Table 8 Overall phones alignment and occurrences for tri3 model

The optional-silence phone ‘sil’ occupies 38.7% of overall frames. Limiting the stats to the 62.1% of frames not covered by an utterance-[begin/end] phone, optional-silence sil occupies 5.7% of frames. Utterance-internal optional-silences sil comprise 2.2% of utterance-internal phones, with duration (median, mean, 95-percentile) of (22,34.1,101). In word boundary analysis, the silence can appear in five different ways in the speech samples: nonwords (sil), begin (sil_B), end (sil_E), internal (sil_I), and singleton (sil_S). Every nonsilence phone has four categories: begin, end, internal, and singleton. For example, ‘ŋ’ nonsilence phone categorization are ŋ _B (begin), ŋ_E (end), ŋ_I (internal), and ŋ_S (singleton).

Fig. 9
figure 9

Overall occurrences of each phone

7.2 WER and WRA

This isolated word recognition system is trained with 15 Adi speakers (6 male and 9 female) and tested with six speakers (three male and three female). The word error rate (WER) and word recognition accuracy (WRA) can determine the efficiency of any speech recognition system. The WER is the least edit distance between the ASR output and the definite transcriptions. Word error rate is typically illustrated in Eqs. (1) and (2) as

$$WER=\frac{Deletions(D)+Substitutions(S)+Insertions(I)}{Total\;number\;of\;the\;words\;(N)}$$
(1)
$$WER\;(\%)=\frac{Deletions\;(D)+Substitutions\;(S)+Insertions\;(I)}{Deletions\;(D)+Substitutions\;(S)+Correct\;Words(C)}\times100$$
(2)

Where N specifies the total number of words, D symbolizes deletion error, S represents the numeral of substitutions error, and I stand for insertion error. The word recognition accuracy (WRA) is conferred in Eqs. (3) and (4) as,

$$\text{W}\text{R}\text{A}=\left(1-\text{W}\text{E}\text{R}\right)=\frac{ \text{N}-\text{D}-\text{S}-\text{I}}{\text{N}}=\frac{ \text{C}-\text{I}}{\text{N}}$$
(3)
$$WRA\;(\%)\;=100-WER\;(\%)$$
(4)

In Table 9; Fig. 10, eight recognition results for each model are enlisted. The Monophone, tri1, tri2, tri3, and SGMM model has 33 different recognition outputs. 4140-word utterances of the Adi are considered for every recognition consequence to analyze the performance of different models. Table 9 shows eight different recognition outputs for each model. The best WERs and WRAs are illustrated in the table’s first row of each model. After overall analysis, the Monophone model was the least efficient, whereas SGMM showed the best recognition performance. The best recognition output of the Monophone model led to 92 insertions, 384 deletions, and 657 substitution errors. So, only 3007 words were correctly recognized among 4140 words used for testing. The SGMM model shows three insertions, 177 deletions, and 149 substitution errors, i.e., 3811-word utterances are properly recognized among 4140 words. The best WRAs are shown in bold in the first row of each model.

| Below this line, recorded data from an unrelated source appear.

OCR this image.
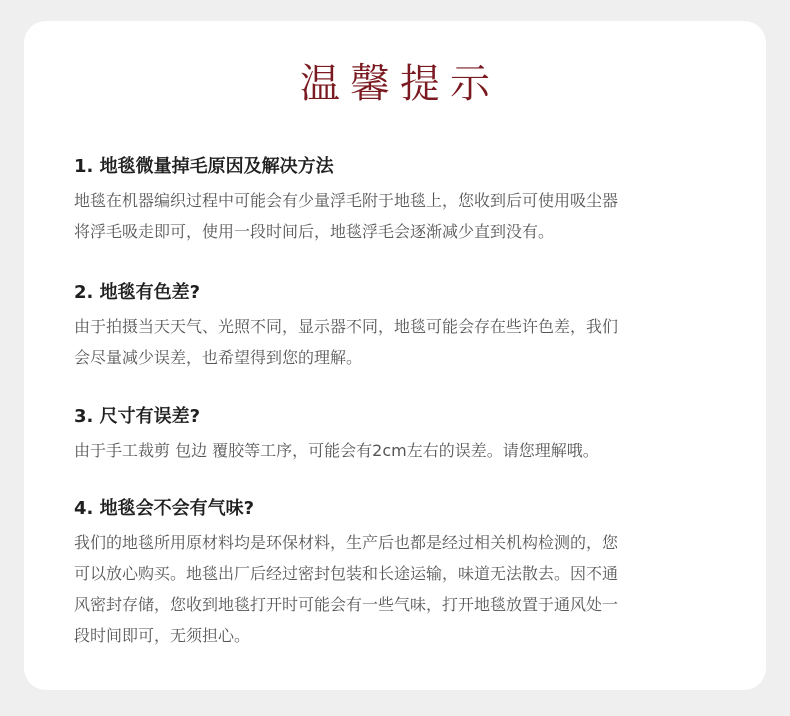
温馨提示

1. 地毯微量掉毛原因及解决方法

地毯在机器编织过程中可能会有少量浮毛附于地毯上，您收到后可使用吸尘器

将浮毛吸走即可，使用一段时间后，地毯浮毛会逐渐减少直到没有。

2. 地毯有色差?

由于拍摄当天天气、光照不同，显示器不同，地毯可能会存在些许色差，我们

会尽量减少误差，也希望得到您的理解。

3. 尺寸有误差?

由于手工裁剪 包边 覆胶等工序，可能会有2cm左右的误差。请您理解哦。

4. 地毯会不会有气味?

我们的地毯所用原材料均是环保材料，生产后也都是经过相关机构检测的，您

可以放心购买。地毯出厂后经过密封包装和长途运输，味道无法散去。因不通

风密封存储，您收到地毯打开时可能会有一些气味，打开地毯放置于通风处一

段时间即可，无须担心。
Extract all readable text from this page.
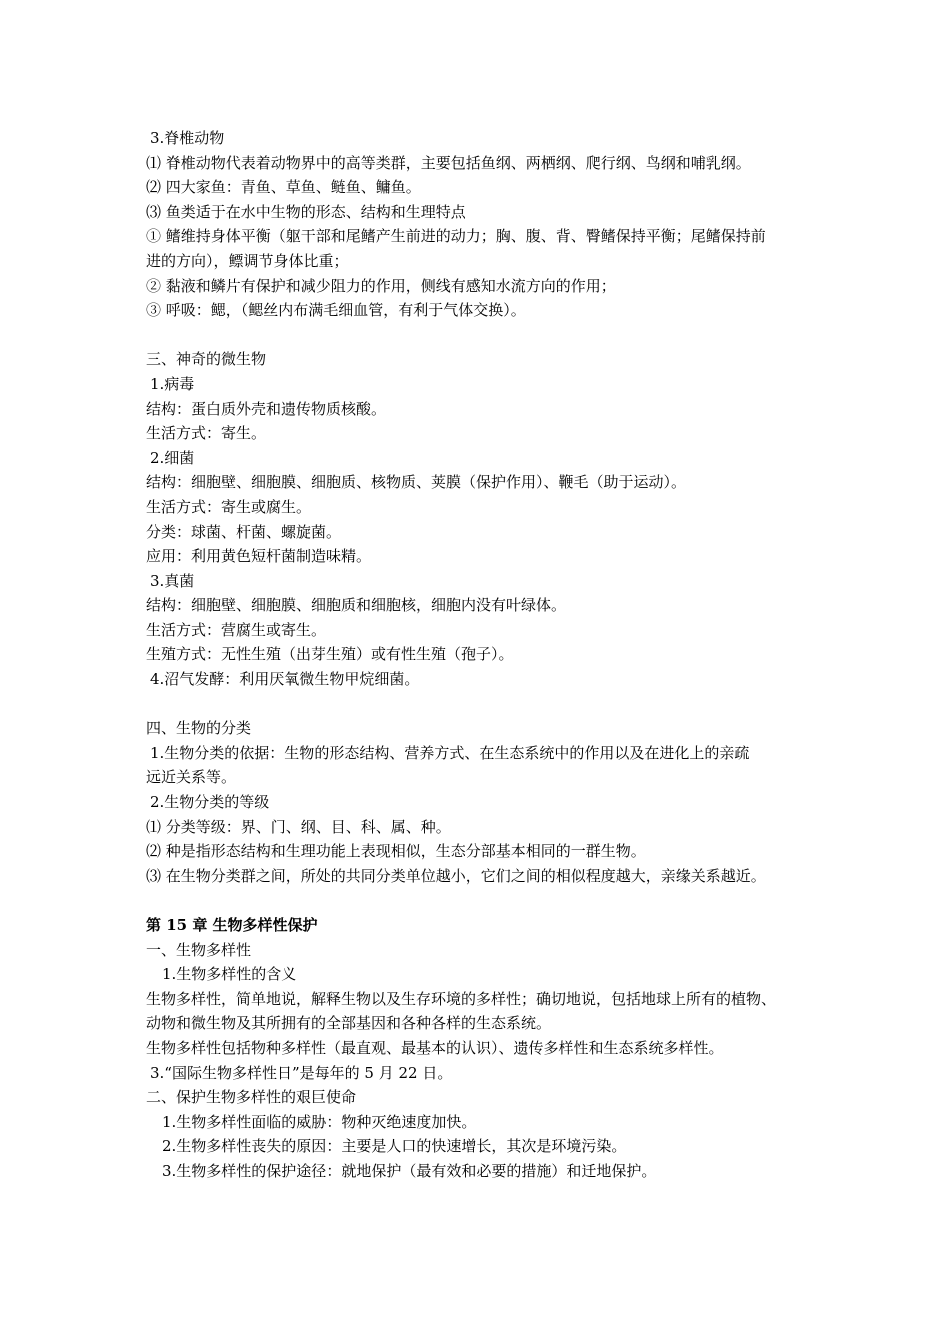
3.脊椎动物
⑴ 脊椎动物代表着动物界中的高等类群，主要包括鱼纲、两栖纲、爬行纲、鸟纲和哺乳纲。
⑵ 四大家鱼：青鱼、草鱼、鲢鱼、鳙鱼。
⑶ 鱼类适于在水中生物的形态、结构和生理特点
① 鳍维持身体平衡（躯干部和尾鳍产生前进的动力；胸、腹、背、臀鳍保持平衡；尾鳍保持前
进的方向），鳔调节身体比重；
② 黏液和鳞片有保护和减少阻力的作用，侧线有感知水流方向的作用；
③ 呼吸：鳃，（鳃丝内布满毛细血管，有利于气体交换）。
三、神奇的微生物
1.病毒
结构：蛋白质外壳和遗传物质核酸。
生活方式：寄生。
2.细菌
结构：细胞壁、细胞膜、细胞质、核物质、荚膜（保护作用）、鞭毛（助于运动）。
生活方式：寄生或腐生。
分类：球菌、杆菌、螺旋菌。
应用：利用黄色短杆菌制造味精。
3.真菌
结构：细胞壁、细胞膜、细胞质和细胞核，细胞内没有叶绿体。
生活方式：营腐生或寄生。
生殖方式：无性生殖（出芽生殖）或有性生殖（孢子）。
4.沼气发酵：利用厌氧微生物甲烷细菌。
四、生物的分类
1.生物分类的依据：生物的形态结构、营养方式、在生态系统中的作用以及在进化上的亲疏
远近关系等。
2.生物分类的等级
⑴ 分类等级：界、门、纲、目、科、属、种。
⑵ 种是指形态结构和生理功能上表现相似，生态分部基本相同的一群生物。
⑶ 在生物分类群之间，所处的共同分类单位越小，它们之间的相似程度越大，亲缘关系越近。
第 15 章 生物多样性保护
一、生物多样性
1.生物多样性的含义
生物多样性，简单地说，解释生物以及生存环境的多样性；确切地说，包括地球上所有的植物、
动物和微生物及其所拥有的全部基因和各种各样的生态系统。
生物多样性包括物种多样性（最直观、最基本的认识）、遗传多样性和生态系统多样性。
3.“国际生物多样性日”是每年的 5 月 22 日。
二、保护生物多样性的艰巨使命
1.生物多样性面临的威胁：物种灭绝速度加快。
2.生物多样性丧失的原因：主要是人口的快速增长，其次是环境污染。
3.生物多样性的保护途径：就地保护（最有效和必要的措施）和迁地保护。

Table 9 Performance analysis of different ASR models
Fig. 10
figure 10

Recognition accuracy of different ASR models

In this work, the authors applied 10,350-word utterances (recordings of 15 speakers) for training and 4140-word utterances (recordings of 6 speakers) for testing, i.e., 71.43% of data used for training and 28.57% for testing. In the monophone model, WRA is 72.63%, and WER is 27.37%. In triphone models, WER was decreased, and the recognition accuracy of tri, tri2, and tri3 became 84.76, 87.54 and 91.06%, respectively. The SGMM model offered the lowest WER of 7.95%. So considering the recognition outputs of each model, Fig. 10 shows SGMM has the highest recognition accuracy, followed by Tri-3, Tri-2, Tri-1, and Monophone models. Although SGMM offers the highest recognition outputs for decoding results, some recognition outputs of the Tri-3 model performed better than SGMM.

7.3 WER for individual speakers

Among 21 speakers, six speakers’ speech samples have been used for testing. The WER can be calculated separately for different speakers with different models. The WER of individual speakers are given in Tables 10, 11, 12, 13 and 14, considering substitution, insertion, and deletion errors with the number of uttered words and correctly recognized words for Monophone, Triphone, and SGMM models. Whereas, Figs. 11, 12, 13, 14 and 15 demonstrates the performance analysis for individual speakers for the corresponding five models.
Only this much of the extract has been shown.